It's the type of business restructuring capable of striking envy in the hearts of many a company board member—and particularly those known to favor one oft-repeated bit of business wisdom: Never waste a recession.
At food ingredient maker Ingredion, where the recession’s bite is directly linked to the eating habits of consumers, a 2-year-old restructuring strategy dubbed “Cost Smart” has begun to deliver on its cost savings promises.
In fact, last month, the maker of sweeteners and starches announced plans to increase its Cost Smart run-rate savings target from $150M annually to $170M—a $20M uptick that led certain analysts to believe now might be the right time for the food giant to step on Cost Smart’s accelerator.
Not so fast, says Ingredion CFO Jim Gray, who reports that he already likes what he’s seeing in Ingredion’s rearview mirror.
The opportunity around remote work environments and online collaboration has accelerated toward us,” observes Gray, who over the past 2 years has replaced the dated architecture of Ingredion’s finance function with a new shared services model and a mandate for greater online collaboration.
The restructuring involved the relocation of 107 finance and accounting employees to shared services location in Tulsa, Oklahoma, and Guadalajara, Mexico. The movement of this part of Ingredion’s workforce is expected to be followed by that of a number of other functional areas within the company.

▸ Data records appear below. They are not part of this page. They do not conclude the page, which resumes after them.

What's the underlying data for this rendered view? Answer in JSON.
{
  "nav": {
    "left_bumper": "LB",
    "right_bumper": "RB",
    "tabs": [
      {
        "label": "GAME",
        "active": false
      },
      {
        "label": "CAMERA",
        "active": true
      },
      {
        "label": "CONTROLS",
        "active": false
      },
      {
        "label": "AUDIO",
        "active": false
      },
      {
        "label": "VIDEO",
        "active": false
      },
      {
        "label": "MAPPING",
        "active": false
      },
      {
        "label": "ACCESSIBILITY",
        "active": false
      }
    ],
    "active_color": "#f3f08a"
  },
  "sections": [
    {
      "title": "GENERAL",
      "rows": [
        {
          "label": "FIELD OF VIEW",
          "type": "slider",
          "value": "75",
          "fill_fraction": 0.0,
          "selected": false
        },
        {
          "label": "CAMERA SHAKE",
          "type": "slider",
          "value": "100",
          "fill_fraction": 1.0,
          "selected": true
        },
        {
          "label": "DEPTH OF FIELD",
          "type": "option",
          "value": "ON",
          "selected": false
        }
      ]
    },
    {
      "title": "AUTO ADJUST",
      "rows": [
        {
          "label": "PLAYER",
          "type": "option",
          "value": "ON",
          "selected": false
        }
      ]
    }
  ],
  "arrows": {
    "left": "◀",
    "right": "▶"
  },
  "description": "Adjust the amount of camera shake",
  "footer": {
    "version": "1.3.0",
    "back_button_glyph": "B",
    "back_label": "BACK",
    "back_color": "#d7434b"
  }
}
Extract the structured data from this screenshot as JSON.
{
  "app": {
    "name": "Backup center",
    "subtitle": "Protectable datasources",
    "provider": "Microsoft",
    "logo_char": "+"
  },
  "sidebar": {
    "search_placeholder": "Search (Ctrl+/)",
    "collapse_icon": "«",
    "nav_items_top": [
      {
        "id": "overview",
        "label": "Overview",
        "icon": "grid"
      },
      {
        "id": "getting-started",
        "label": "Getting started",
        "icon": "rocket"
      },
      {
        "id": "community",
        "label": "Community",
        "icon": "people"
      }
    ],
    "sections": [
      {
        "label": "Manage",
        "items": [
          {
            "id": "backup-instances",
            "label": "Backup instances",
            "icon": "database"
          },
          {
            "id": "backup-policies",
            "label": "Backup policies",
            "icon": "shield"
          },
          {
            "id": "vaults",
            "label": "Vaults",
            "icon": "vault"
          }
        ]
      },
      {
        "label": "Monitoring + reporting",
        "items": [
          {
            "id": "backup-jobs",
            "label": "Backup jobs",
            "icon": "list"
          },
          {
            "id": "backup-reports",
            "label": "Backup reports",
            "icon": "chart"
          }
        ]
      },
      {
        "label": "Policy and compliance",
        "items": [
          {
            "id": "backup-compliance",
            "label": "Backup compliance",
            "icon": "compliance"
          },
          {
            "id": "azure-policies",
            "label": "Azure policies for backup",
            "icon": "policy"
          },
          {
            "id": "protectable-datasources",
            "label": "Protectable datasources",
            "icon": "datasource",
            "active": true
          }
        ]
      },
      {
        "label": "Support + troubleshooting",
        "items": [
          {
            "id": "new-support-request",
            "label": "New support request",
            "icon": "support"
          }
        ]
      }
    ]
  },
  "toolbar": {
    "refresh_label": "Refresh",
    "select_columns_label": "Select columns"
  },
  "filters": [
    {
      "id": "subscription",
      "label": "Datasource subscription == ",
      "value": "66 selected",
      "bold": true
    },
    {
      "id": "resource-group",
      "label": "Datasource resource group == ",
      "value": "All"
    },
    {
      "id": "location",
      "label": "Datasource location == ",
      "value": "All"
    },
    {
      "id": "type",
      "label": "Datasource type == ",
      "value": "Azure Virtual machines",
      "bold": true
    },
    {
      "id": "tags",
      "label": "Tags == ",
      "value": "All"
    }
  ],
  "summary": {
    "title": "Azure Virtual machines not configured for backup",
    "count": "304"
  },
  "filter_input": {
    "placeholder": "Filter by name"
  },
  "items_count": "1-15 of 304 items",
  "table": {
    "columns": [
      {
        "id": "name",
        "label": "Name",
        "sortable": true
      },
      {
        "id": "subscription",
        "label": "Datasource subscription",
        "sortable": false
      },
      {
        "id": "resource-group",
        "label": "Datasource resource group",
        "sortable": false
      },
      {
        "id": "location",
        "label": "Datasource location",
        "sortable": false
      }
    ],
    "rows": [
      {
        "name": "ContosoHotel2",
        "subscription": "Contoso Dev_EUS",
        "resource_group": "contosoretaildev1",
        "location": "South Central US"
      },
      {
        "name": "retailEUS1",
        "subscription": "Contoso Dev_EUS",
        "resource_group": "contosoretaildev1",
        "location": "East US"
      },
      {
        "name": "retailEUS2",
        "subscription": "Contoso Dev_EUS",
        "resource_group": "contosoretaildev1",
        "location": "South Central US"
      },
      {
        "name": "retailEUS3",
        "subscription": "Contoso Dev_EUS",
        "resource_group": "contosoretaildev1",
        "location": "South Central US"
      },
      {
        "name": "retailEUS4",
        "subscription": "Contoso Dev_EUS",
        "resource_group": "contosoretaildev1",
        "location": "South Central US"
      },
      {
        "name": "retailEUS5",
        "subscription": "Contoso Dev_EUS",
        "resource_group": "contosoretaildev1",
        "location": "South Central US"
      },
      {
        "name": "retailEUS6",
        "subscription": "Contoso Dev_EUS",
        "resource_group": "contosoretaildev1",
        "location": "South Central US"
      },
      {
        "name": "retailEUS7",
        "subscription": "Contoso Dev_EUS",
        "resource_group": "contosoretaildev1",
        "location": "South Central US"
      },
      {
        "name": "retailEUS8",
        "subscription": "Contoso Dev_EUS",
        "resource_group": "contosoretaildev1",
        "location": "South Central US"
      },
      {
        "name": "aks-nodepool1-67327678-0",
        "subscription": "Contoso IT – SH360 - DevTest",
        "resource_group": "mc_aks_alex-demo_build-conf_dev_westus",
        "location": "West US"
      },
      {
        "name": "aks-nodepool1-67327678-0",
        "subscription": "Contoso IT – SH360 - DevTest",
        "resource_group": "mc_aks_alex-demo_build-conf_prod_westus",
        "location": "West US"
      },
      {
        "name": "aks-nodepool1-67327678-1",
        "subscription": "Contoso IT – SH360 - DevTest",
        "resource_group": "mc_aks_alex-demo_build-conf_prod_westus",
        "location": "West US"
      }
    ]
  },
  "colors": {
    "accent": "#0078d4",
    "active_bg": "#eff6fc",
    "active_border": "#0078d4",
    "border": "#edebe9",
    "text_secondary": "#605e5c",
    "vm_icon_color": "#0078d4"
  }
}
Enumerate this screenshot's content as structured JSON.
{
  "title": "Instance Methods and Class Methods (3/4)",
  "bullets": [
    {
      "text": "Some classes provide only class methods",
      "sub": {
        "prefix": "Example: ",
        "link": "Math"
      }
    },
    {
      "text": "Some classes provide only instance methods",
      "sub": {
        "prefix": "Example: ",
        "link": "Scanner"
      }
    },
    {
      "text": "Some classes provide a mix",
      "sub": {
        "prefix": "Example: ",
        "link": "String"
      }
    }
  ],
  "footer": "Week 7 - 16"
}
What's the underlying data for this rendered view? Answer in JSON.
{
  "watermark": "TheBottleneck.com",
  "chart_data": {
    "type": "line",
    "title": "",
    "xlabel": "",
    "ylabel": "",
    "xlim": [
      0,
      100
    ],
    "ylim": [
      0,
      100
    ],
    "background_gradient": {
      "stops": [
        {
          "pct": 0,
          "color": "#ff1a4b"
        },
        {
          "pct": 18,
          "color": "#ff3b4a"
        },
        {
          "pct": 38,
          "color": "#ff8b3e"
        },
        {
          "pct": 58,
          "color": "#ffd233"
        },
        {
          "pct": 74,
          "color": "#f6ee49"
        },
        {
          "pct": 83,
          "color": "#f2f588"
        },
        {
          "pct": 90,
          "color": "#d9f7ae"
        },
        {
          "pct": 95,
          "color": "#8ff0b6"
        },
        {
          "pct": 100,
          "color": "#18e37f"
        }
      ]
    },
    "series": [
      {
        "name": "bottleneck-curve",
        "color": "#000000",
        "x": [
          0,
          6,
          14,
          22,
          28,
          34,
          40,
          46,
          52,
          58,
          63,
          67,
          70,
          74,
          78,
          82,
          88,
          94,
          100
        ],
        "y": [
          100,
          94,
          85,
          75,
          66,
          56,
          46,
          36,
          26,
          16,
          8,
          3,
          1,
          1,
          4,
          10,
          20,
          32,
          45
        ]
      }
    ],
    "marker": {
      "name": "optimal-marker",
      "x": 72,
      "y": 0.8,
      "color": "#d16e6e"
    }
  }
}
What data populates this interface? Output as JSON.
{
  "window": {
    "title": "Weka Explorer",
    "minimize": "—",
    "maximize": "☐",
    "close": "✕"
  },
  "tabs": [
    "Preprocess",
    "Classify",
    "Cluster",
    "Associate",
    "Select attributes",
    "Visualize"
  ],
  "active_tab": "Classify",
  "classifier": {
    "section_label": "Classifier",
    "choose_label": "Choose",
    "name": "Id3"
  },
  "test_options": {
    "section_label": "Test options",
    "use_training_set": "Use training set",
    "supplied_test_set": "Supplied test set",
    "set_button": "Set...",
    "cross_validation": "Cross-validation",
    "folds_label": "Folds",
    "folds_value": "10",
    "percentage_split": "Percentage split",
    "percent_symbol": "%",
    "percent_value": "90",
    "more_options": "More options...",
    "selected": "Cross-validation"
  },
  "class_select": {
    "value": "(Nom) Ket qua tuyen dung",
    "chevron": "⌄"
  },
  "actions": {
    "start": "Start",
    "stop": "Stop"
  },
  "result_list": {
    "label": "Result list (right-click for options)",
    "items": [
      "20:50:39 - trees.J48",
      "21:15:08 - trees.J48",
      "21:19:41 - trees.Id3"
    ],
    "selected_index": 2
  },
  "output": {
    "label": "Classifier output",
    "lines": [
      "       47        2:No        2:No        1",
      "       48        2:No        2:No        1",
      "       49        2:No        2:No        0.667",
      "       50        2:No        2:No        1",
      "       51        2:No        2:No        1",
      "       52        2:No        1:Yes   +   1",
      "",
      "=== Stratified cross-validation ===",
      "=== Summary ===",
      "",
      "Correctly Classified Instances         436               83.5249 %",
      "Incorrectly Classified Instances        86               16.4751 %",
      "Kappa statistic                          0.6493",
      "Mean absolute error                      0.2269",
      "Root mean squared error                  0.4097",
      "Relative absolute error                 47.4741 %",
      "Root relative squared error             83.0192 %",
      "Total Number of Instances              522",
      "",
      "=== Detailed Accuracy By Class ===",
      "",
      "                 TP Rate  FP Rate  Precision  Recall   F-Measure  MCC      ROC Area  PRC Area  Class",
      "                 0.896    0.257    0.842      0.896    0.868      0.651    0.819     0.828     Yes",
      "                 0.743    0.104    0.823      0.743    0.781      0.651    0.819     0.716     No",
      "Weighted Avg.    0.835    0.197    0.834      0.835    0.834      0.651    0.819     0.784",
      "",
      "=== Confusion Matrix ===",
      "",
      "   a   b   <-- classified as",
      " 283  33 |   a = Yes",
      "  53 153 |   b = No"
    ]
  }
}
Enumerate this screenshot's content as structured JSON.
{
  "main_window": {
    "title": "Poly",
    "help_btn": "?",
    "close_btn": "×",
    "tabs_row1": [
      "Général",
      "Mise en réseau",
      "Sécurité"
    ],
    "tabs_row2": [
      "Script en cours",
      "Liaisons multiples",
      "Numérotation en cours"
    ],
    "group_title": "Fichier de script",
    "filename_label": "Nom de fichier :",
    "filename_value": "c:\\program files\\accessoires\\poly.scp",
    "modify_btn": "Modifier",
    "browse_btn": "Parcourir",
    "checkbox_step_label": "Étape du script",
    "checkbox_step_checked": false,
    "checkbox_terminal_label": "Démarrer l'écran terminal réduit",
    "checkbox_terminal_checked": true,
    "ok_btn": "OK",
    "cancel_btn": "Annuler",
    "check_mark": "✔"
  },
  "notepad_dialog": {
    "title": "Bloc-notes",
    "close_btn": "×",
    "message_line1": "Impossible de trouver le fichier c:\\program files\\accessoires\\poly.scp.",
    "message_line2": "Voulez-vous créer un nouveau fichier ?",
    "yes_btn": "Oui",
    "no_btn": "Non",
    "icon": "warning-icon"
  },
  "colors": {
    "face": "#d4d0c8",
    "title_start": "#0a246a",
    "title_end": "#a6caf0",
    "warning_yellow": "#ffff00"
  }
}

“This was not about lowering head count—it is about holistically redesigning processes to have a lasting impact on cost,” says Gray, who last month—along with Ingredion CEO Jim Zallie—briefed investors and analysts on COVID-19’s impact on the business. After having experienced a significant drop in demand for different ingredients in April and May, advised Zallie, the company had seen “sequential improvements” in June and July as shelter-in-place restrictions had eased.
These improvements were more than likely first detected by a member of Gray’s finance team, which had been working to better expose how the pandemic is altering the buying patterns of Ingredion customers.
“With the pandemic, there has been a change in consumer behavior that’s impacting the pull of our customer products. Then you also have the effects of a recession, in which there is less personal income, so this changes how they shop in grocery stores and how often they dine out,” comments Gray, who credits the company’s widening use of technology for helping to track and monitor customer activities.